De l’imatinib au nilotinib

L’imatinib mésylate, anciennement appelé STI571 pour « Signal Transduction Inhibitor », bloque l’activité tyrosine kinase de bcr-abl en se fixant de manière compétitive sur le site de liaison de l’ATP lorsque l’oncoprotéine est en conformation inactive. Malgré les résultats sans précédents de l’imatinib chez les patients atteints de leucémie myéloïde chronique en phase chronique (LMC-PC), des progrès restent à accomplir, en particulier chez les patients développant des mutations de bcr-abl. En effet ces mutations sont source de résistance thérapeutique car elles induisent des modifications conformationnelles de l’oncoprotéine qui empêchent totalement ou partiellement la fixation de l’imatinib. Ces modifications de conformation ont constitué la base du développement du nilotinib (anciennement AMN-107). Le nilotinib se fixe également sur bcr-abl en conformation inactive, empêchant le passage à la conformation active et la fixation de l’ATP. Cependant, le nilotinib n’est pas simplement un « super imatinib ». Certes, sa structure chimique appartient à la même famille que celle de l’imatinib et leurs voies métaboliques sont communes. Mais, les 2 médicaments diffèrent sur de nombreux points comme leur pharmacocinétique, leur trafic intra et extracellulaire, leur puissance d’inhibition de bcr-abl et d’autres kinases cibles telles c-kit et PDGFR.

Bien sûr, le nilotinib est actif sur de nombreux mutants de bcr-abl en dehors du mutant T315I. In vitro, les concentrations nécessaires à 50 % d’inhibition de la prolifération des cellules exprimant bcr-abl sauvage, PDGFR et c-kit sont respectivement de 669 nM, 39 nM et 106 nM pour l’imatinib et de 25 nM, 52 nM et 158 nM pour le nilotinib.

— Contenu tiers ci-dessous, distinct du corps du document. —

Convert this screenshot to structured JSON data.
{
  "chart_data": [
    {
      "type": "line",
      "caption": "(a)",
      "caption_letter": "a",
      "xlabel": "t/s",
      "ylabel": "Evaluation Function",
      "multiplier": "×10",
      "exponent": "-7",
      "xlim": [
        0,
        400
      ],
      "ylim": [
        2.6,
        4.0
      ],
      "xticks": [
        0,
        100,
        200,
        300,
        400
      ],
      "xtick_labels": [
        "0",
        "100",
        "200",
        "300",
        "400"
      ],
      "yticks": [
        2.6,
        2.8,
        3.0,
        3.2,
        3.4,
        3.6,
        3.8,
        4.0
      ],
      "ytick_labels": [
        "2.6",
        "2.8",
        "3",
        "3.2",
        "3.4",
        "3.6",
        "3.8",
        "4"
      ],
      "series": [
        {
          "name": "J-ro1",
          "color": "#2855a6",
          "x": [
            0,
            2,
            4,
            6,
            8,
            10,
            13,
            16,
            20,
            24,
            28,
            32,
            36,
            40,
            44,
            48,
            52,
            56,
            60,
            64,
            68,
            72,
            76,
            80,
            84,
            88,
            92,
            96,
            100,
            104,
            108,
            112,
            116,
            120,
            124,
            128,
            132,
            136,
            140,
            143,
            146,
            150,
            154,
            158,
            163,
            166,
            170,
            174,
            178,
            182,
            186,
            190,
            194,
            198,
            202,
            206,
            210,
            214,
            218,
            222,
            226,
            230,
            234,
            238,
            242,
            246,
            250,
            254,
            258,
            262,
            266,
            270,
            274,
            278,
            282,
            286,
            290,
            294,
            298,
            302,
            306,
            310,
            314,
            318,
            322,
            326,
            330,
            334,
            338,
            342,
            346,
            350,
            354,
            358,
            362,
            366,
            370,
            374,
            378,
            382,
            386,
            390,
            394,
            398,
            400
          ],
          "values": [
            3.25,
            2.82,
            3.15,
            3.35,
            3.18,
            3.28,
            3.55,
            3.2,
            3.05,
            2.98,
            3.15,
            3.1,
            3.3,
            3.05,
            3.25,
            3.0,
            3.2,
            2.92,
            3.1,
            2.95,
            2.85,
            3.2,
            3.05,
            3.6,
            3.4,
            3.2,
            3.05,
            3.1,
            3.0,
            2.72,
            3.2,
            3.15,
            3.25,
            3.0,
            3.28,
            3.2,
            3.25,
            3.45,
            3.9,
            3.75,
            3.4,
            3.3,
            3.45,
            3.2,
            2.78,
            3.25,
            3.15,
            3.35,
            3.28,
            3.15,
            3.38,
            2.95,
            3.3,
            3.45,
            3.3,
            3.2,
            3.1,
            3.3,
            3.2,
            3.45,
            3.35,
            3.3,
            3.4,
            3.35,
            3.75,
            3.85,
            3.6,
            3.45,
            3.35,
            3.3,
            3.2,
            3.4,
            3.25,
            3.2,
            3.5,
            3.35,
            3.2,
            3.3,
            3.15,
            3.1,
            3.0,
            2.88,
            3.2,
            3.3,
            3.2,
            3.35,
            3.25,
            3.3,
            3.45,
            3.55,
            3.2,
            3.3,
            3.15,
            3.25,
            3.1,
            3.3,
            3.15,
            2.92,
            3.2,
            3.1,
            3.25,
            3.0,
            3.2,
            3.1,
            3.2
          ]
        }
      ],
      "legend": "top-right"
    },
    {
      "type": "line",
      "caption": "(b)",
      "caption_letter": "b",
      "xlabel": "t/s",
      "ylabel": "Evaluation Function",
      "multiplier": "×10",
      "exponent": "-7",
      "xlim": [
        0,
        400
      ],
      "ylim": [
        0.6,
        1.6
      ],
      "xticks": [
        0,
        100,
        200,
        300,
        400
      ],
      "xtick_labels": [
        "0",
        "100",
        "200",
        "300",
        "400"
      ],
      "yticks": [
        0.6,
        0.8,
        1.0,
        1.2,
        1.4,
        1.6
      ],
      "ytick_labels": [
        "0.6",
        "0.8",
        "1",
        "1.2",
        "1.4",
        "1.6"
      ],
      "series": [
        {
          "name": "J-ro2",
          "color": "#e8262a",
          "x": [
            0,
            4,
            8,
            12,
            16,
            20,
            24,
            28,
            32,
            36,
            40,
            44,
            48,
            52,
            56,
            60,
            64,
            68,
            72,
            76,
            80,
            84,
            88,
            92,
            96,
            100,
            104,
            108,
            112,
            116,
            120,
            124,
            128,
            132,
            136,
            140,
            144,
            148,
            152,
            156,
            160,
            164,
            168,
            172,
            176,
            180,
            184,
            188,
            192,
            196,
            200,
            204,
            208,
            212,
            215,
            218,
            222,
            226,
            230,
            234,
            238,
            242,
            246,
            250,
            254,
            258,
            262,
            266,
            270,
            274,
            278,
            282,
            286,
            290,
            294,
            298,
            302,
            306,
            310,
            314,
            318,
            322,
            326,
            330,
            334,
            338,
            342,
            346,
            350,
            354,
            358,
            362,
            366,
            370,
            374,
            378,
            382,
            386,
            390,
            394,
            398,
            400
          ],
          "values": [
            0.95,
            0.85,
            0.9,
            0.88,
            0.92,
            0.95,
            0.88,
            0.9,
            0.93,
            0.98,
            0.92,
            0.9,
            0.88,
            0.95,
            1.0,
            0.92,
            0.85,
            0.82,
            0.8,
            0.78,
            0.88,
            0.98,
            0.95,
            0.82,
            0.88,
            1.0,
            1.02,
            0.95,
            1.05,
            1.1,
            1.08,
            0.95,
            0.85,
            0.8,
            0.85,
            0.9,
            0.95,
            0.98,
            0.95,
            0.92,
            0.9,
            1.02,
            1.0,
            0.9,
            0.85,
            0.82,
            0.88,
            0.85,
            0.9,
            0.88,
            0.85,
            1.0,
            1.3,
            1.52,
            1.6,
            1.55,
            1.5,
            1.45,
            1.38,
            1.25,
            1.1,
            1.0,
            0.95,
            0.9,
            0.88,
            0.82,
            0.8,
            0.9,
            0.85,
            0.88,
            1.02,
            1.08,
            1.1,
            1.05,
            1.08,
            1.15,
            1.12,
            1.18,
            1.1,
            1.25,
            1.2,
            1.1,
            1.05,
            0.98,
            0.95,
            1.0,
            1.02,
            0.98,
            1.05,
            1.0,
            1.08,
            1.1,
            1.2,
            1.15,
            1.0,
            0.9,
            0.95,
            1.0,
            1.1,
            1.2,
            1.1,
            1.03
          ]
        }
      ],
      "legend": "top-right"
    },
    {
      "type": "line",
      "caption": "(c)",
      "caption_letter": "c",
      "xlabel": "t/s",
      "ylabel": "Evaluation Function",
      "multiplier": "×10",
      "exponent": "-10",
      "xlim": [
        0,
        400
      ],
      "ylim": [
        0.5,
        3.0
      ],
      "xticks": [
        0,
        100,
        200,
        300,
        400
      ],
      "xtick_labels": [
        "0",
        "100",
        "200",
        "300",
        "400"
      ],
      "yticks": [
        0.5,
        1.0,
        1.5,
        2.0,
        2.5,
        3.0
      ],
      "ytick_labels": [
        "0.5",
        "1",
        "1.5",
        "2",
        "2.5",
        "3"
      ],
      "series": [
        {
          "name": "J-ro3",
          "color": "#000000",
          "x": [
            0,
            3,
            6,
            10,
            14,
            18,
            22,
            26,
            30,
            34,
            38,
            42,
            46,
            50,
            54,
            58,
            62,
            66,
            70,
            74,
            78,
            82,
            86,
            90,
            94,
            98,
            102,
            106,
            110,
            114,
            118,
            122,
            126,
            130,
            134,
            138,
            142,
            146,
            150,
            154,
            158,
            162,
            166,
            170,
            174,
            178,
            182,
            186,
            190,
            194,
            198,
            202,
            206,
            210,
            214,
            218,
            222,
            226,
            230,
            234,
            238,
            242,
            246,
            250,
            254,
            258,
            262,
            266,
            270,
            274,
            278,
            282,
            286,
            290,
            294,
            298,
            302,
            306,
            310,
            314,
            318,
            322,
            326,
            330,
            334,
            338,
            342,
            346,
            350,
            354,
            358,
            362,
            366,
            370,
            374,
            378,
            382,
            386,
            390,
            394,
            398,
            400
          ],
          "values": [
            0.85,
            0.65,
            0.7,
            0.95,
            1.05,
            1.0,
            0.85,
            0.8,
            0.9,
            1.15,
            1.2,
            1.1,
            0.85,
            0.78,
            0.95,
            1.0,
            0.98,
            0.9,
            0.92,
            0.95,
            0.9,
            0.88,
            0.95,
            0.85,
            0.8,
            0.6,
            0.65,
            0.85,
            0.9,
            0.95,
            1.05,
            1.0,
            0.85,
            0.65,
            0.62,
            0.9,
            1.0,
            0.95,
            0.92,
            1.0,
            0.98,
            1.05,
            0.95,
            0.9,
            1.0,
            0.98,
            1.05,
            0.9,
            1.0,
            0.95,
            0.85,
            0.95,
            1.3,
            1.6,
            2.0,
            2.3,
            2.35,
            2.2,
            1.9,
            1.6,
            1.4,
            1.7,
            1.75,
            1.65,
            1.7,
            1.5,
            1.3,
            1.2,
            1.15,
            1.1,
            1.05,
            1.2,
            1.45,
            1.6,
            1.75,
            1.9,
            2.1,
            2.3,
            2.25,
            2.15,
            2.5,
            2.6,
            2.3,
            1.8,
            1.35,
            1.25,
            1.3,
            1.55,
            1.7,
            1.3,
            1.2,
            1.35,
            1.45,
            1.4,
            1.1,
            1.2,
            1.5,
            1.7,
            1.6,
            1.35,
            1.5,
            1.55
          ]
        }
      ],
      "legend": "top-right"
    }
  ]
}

Le nilotinib possède d’autres cibles comme NQO2 et DDR1 et il interagit mieux que l’imatinib avec la poche de liaison de l’ATP de bcr-abl. Par ailleurs, les interactions lipophiles du nilotinib sont moins sensibles aux changements de conformation induits par les mutations. Cependant, certaines mutations restent très résistantes au nilotinib : la T315I (résistance totale) et 2 mutations de la boucle de phosphorylation : la Y253H et la E255K/V. Outre ces mutations, l’échappement via des voies de signalisation anormalement activées et indépendantes de bcr-abl, comme la voie Src, représentent certainement d’autres facteurs de résistance. Les résistances liées à des altérations de l’influx/efflux du nilotinib méritent d’être étudiées.

Pour conclure, le nilotinib a été développé de manière rationnelle pour passer outre les résistances à l’imatinib liées aux mutations et son action est bien plus sélective que celle de l’imatinib sur bcr-abl. Mais une « simple » modification chimique peut réserver des surprises en termes de ciblage et de pharmacologie au sens large.

Dr Delphine Rea

Références
Mahon FX : Développement préclinique du nilotinib. Congrès de la Société Française d’Hématologie (Paris) : 20-22 mars 2008.